NURD promotes transcriptional heterogeneity and facilitates ESC differentiation. (A) NURD promotes binding of PRC2 complex and facilitates repression of PRC2 targets. At some NURD and PRC2 target genes, NURD-dependent repression is opposed by transcriptional activators esBAF and Stat3, resulting in a bimodal expression pattern (see below). NURD is recruited to these targets in part by 5hmC. (B) NURD helps establish heterogeneity of pluripotency TF expression, which may in turn facilitate ESC differentiation. NURD promotes formation of a sub-population of cells that exhibit reduced expression of some pluripotency TFs, thus priming these cells for differentiation. This function is opposed by the actions of Stat3 (and esBAF) in media promoting self-renewal (+LIF), but is unopposed in conditions promoting differentiation (−LIF), in which Stat3 is inactive. Importantly, the inability of Mbd3 knockout ESCs to differentiate normally is partially rescued by knockdown of factors such as Klf4, showing that the inability to repress these genes is at least partially responsible for the differentiation defects of ESCs lacking NURD.

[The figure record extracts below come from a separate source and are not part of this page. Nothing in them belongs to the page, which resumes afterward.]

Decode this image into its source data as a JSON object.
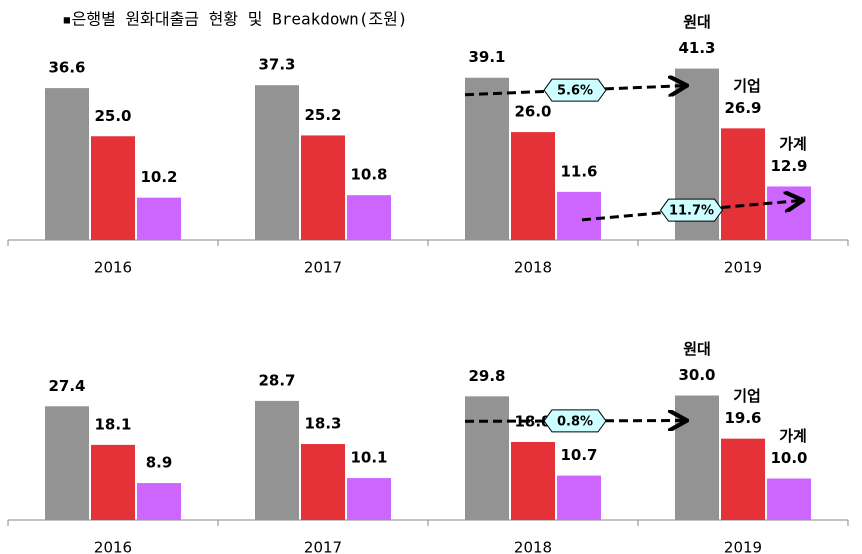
{
  "chart_data": [
    {
      "type": "bar",
      "title": "▪은행별 원화대출금 현황 및 Breakdown(조원)",
      "categories": [
        "2016",
        "2017",
        "2018",
        "2019"
      ],
      "series": [
        {
          "name": "원대",
          "color": "#939393",
          "values": [
            36.6,
            37.3,
            39.1,
            41.3
          ],
          "value_labels": [
            "36.6",
            "37.3",
            "39.1",
            "41.3"
          ]
        },
        {
          "name": "기업",
          "color": "#e53238",
          "values": [
            25,
            25.2,
            26,
            26.9
          ],
          "value_labels": [
            "25.0",
            "25.2",
            "26.0",
            "26.9"
          ]
        },
        {
          "name": "가계",
          "color": "#cc66ff",
          "values": [
            10.2,
            10.8,
            11.6,
            12.9
          ],
          "value_labels": [
            "10.2",
            "10.8",
            "11.6",
            "12.9"
          ]
        }
      ],
      "annotations": [
        "5.6%",
        "11.7%"
      ]
    },
    {
      "type": "bar",
      "categories": [
        "2016",
        "2017",
        "2018",
        "2019"
      ],
      "series": [
        {
          "name": "원대",
          "color": "#939393",
          "values": [
            27.4,
            28.7,
            29.8,
            30
          ],
          "value_labels": [
            "27.4",
            "28.7",
            "29.8",
            "30.0"
          ]
        },
        {
          "name": "기업",
          "color": "#e53238",
          "values": [
            18.1,
            18.3,
            18.8,
            19.6
          ],
          "value_labels": [
            "18.1",
            "18.3",
            "18.8",
            "19.6"
          ]
        },
        {
          "name": "가계",
          "color": "#cc66ff",
          "values": [
            8.9,
            10.1,
            10.7,
            10
          ],
          "value_labels": [
            "8.9",
            "10.1",
            "10.7",
            "10.0"
          ]
        }
      ],
      "annotations": [
        "0.8%"
      ]
    }
  ]
}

A second study from Hendrich and colleagues recently published in Cell Stem Cell has begun to answer this question. Reynolds et al find that the NURD complex functions in ESCs to dampen expression of genes encoding key pluripotency TFs Klf4, Klf5, Zfp42 and Tbx3 by opposing the actions of transcriptional activators of these genes (Reynolds et al, 2012). Wild-type ESCs exhibit bimodal expression of these factors, and this phenotypic variation requires Mbd3, as Mbd3−/− ES cells express these factors at uniformly high levels (Figure 1B). During development, wild-type ESCs silence these TFs in an Mbd3-dependent manner. Importantly, reduction of Klf4 or Klf5 levels by RNA interference results in partial rescue of the differentiation defect of Mbd3−/− cells, suggesting that this phenotype results, in part, from loss of the low-expressing ESC population and/or failure to fully silence these TFs under conditions promoting differentiation.

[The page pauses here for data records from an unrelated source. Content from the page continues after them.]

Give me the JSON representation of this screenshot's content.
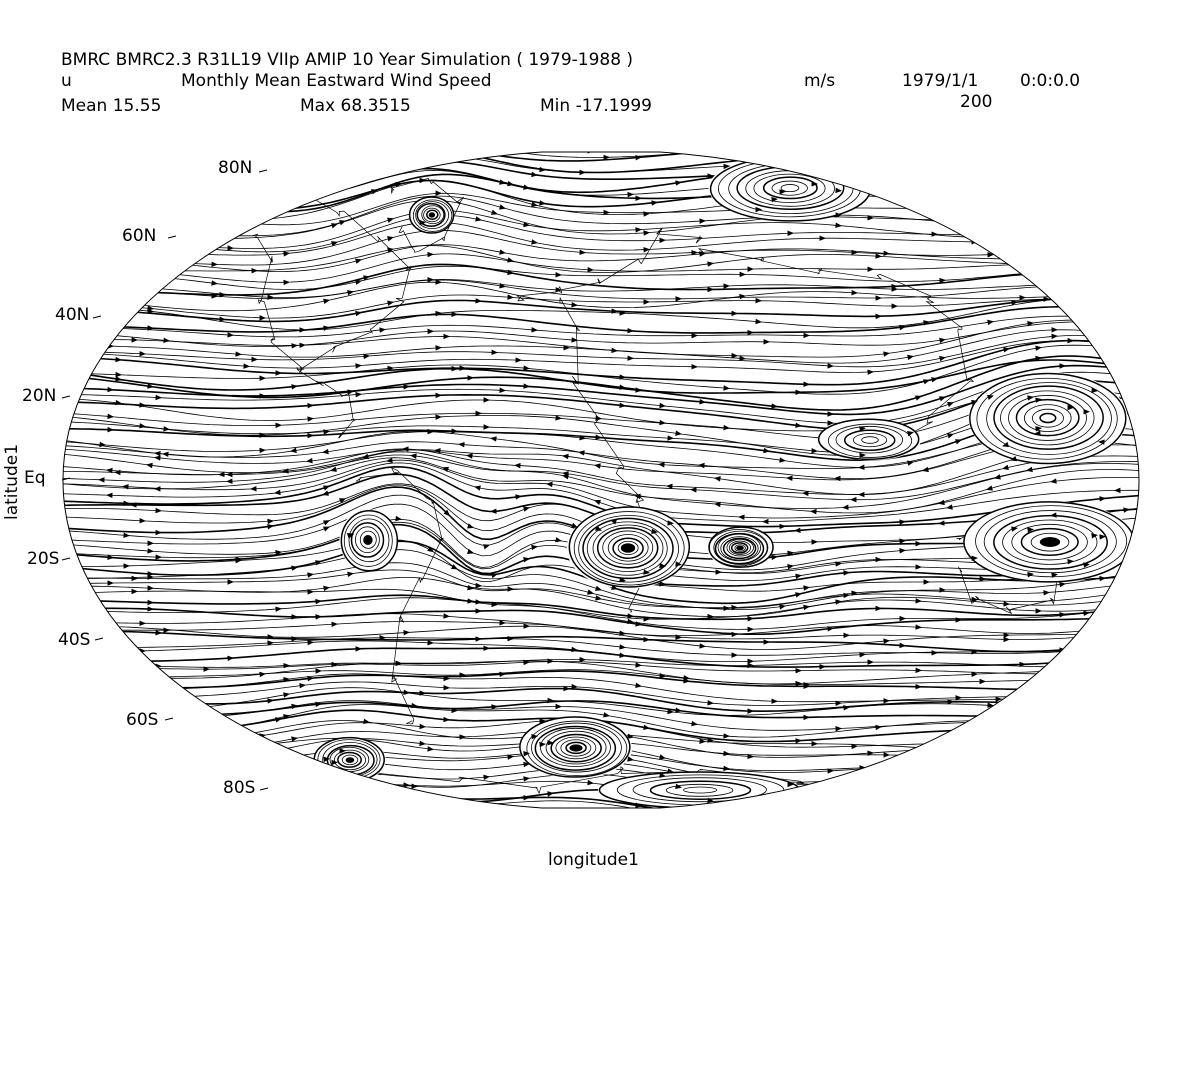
{
  "header": {
    "title": "BMRC BMRC2.3 R31L19 VIIp AMIP 10 Year Simulation ( 1979-1988 )",
    "var_name": "u",
    "long_name": "Monthly Mean Eastward Wind Speed",
    "units": "m/s",
    "date": "1979/1/1",
    "time": "0:0:0.0",
    "mean": "Mean 15.55",
    "max": "Max 68.3515",
    "min": "Min -17.1999",
    "level": "200"
  },
  "axes": {
    "xlabel": "longitude1",
    "ylabel": "latitude1",
    "lat_labels": [
      "80N",
      "60N",
      "40N",
      "20N",
      "Eq",
      "20S",
      "40S",
      "60S",
      "80S"
    ]
  },
  "map": {
    "projection": "Robinson-like ellipse",
    "plot_type": "streamlines",
    "line_color": "#000000",
    "background": "#ffffff"
  }
}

Interestingly, one of the factors promoting expression of self-renewal TFs, whose actions are opposed by NURD, is Stat3 (Reynolds et al, 2012), a key TF required for self-renewal in mouse ESCs (Young, 2011). A recent study from Crabtree and colleagues showed that the esBAF chromatin regulator facilitates Stat3-dependent transcriptional activation in ESCs (Ho et al, 2011). Consistent with these data, a separate study found that esBAF opposes NURD-mediated repression of several hundred target genes in ESCs (Figure 1A), resulting in moderate expression levels of these shared targets (Yildirim et al, 2011). Together, these findings suggest that the opposing functions of esBAF/Stat3 and NURD maintain variability in levels of key self-renewal TFs (and potentially numerous other regulatory factors) within the population of ESCs. This paradigm is reminiscent of the bivalent histone modifications found at many of the same genes in ESCs. The chromatin structure of most targets of polycomb complexes is marked by both the repressive histone modification, H3K27me3, and the activation-associated mark, H3K4me3. Thus, the imposition of opposing regulatory regimes to maintain moderate levels of gene expression appears to be a common regulatory strategy in ESCs. It will be interesting to learn how widespread this phenomenon is in other cell types and whether additional oppositional regulatory mechanisms are common.

Footnotes

The authors declare that they have no conflict of interest.